Ich: Nikolai Gawrilowitsch Tschernyschewski "Was tun?"
Den Roman schrieb Tschernyschewski 1863 innerhalb von vier Monaten in der Peter-Pauls-Festung nieder, nachdem er als "Seele der revolutionären Bewegung" zur Gefahr für das Zarentum geworden ist, und nur durch ein Versehen gelangte das Manuskript nach draußen und konnte gedruckt werden. Ist dann wohl das "Alpha und Omega der russischen Jugend" geworden, "der Leitstern einer ganzen Generation".
Und immernoch Rosanow.
Ist ja hochinteressant. It mir ein Rätsel weshalb ich auf NGT noch nicht gestoßen bin.

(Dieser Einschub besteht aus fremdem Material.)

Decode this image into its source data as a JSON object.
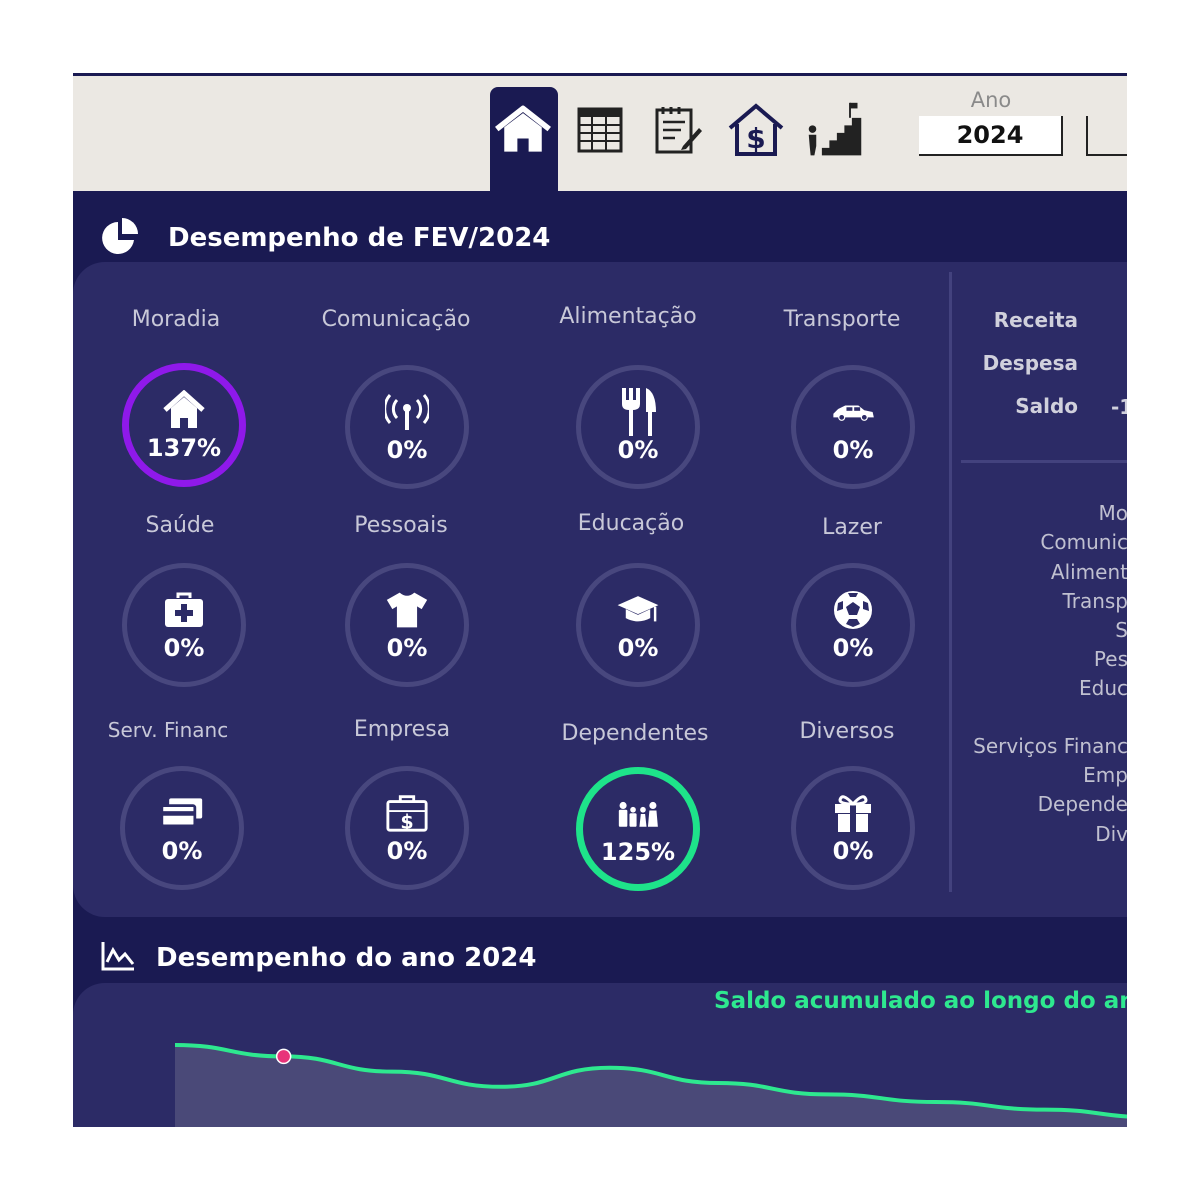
{
  "toolbar": {
    "year_label": "Ano",
    "year_value": "2024",
    "nav_icons": [
      "home-icon",
      "table-icon",
      "notes-icon",
      "house-dollar-icon",
      "stairs-goal-icon"
    ]
  },
  "monthly": {
    "title": "Desempenho de FEV/2024",
    "categories": [
      {
        "label": "Moradia",
        "pct": "137%",
        "icon": "house-icon"
      },
      {
        "label": "Comunicação",
        "pct": "0%",
        "icon": "antenna-icon"
      },
      {
        "label": "Alimentação",
        "pct": "0%",
        "icon": "fork-knife-icon"
      },
      {
        "label": "Transporte",
        "pct": "0%",
        "icon": "car-icon"
      },
      {
        "label": "Saúde",
        "pct": "0%",
        "icon": "first-aid-icon"
      },
      {
        "label": "Pessoais",
        "pct": "0%",
        "icon": "tshirt-icon"
      },
      {
        "label": "Educação",
        "pct": "0%",
        "icon": "graduation-cap-icon"
      },
      {
        "label": "Lazer",
        "pct": "0%",
        "icon": "soccer-ball-icon"
      },
      {
        "label": "Serv. Financ",
        "pct": "0%",
        "icon": "credit-cards-icon"
      },
      {
        "label": "Empresa",
        "pct": "0%",
        "icon": "briefcase-dollar-icon"
      },
      {
        "label": "Dependentes",
        "pct": "125%",
        "icon": "family-icon"
      },
      {
        "label": "Diversos",
        "pct": "0%",
        "icon": "gift-icon"
      }
    ],
    "summary": {
      "receita_label": "Receita",
      "despesa_label": "Despesa",
      "saldo_label": "Saldo",
      "saldo_value": "-1"
    },
    "category_list": [
      "Mo",
      "Comunic",
      "Aliment",
      "Transp",
      "S",
      "Pes",
      "Educ",
      "Serviços Financ",
      "Emp",
      "Depende",
      "Div"
    ]
  },
  "yearly": {
    "title": "Desempenho do ano 2024",
    "chart_title": "Saldo acumulado ao longo do ano"
  },
  "colors": {
    "background": "#1a1a52",
    "panel": "#2c2b66",
    "ring_default": "#48477e",
    "ring_over_purple": "#8f19ea",
    "ring_over_green": "#1ee38a",
    "line": "#2ee88f",
    "marker": "#e8337a"
  },
  "chart_data": {
    "type": "area",
    "title": "Saldo acumulado ao longo do ano",
    "x": [
      1,
      2,
      3,
      4,
      5,
      6,
      7,
      8,
      9,
      10
    ],
    "values": [
      0,
      -3,
      -7,
      -11,
      -6,
      -10,
      -13,
      -15,
      -17,
      -19
    ],
    "highlight_index": 1,
    "grid": false,
    "legend": "none"
  }
}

Ich verbringe schon ein wenig Zeit mit Dostojewski und seiner Zeit. Der Name ist bisher nirgends aufgetaucht. Da frag`ich mich jetzt: Wieso?!
Hast Du Taxine vielleicht einen Erklärungsansatz dafür?
Achja, Ich lese derzeit eine Biographie von Rio Reiser, Die Briefe zwischen Goethe und Schiller und Dostojewskis Tagebuch eines Schriftstellers. Da kann man nicht durcheinandergeraten.
www.dostojewski.eu
Zitat von Martinus
Ich beginne mit den Nobelbüchern:
Mario Vargas Llosa: "Tante Julia und der Kunstschreiber"
.
Habe ich voriges Jahrtausend mal gelesen ;-) Nachdem ich anfangs irritiert war, dass die Storys im Nichts enden, spekulierte ich dann auf den sich klassisch schließenden Kries zum Ende . . . soll ich weiter schreiben?
Gäb es nicht soviele Bücher - das würde ich nochmals lesen. Etwas ähnliches habe ich nicht wieder in die Finger bekommen.
www.dostojewski.eu
Zitat von LX.C
"Alles, was Literatur war, ist von mir abgefallen. Es gibt keine Bücher mehr, die geschrieben werden müßten, Gott sei Dank."
Miller - Im Wendekreis des Krebses
Betreibe damit weiterhin Restevertilgung.
War mir zu krus. Wenn ich etwas nicht verstehe, will ich wenigstens Freude dran haben (siehe O`Brien) Auch die stellte sich bei mir nicht ein. Auf der Hälfte habe ich das Buch bis heute geschlossen und habe keine Momente in den ich meinte es nochmal zu versuchen.
www.dostojewski.eu
Zitat von Jatman1
Ist ja hochinteressant. It mir ein Rätsel weshalb ich auf NGT noch nicht gestoßen bin. Ich verbringe schon ein wenig Zeit mit Dostojewski und seiner Zeit. Der Name ist bisher nirgends aufgetaucht. Da frag`ich mich jetzt: Wieso?!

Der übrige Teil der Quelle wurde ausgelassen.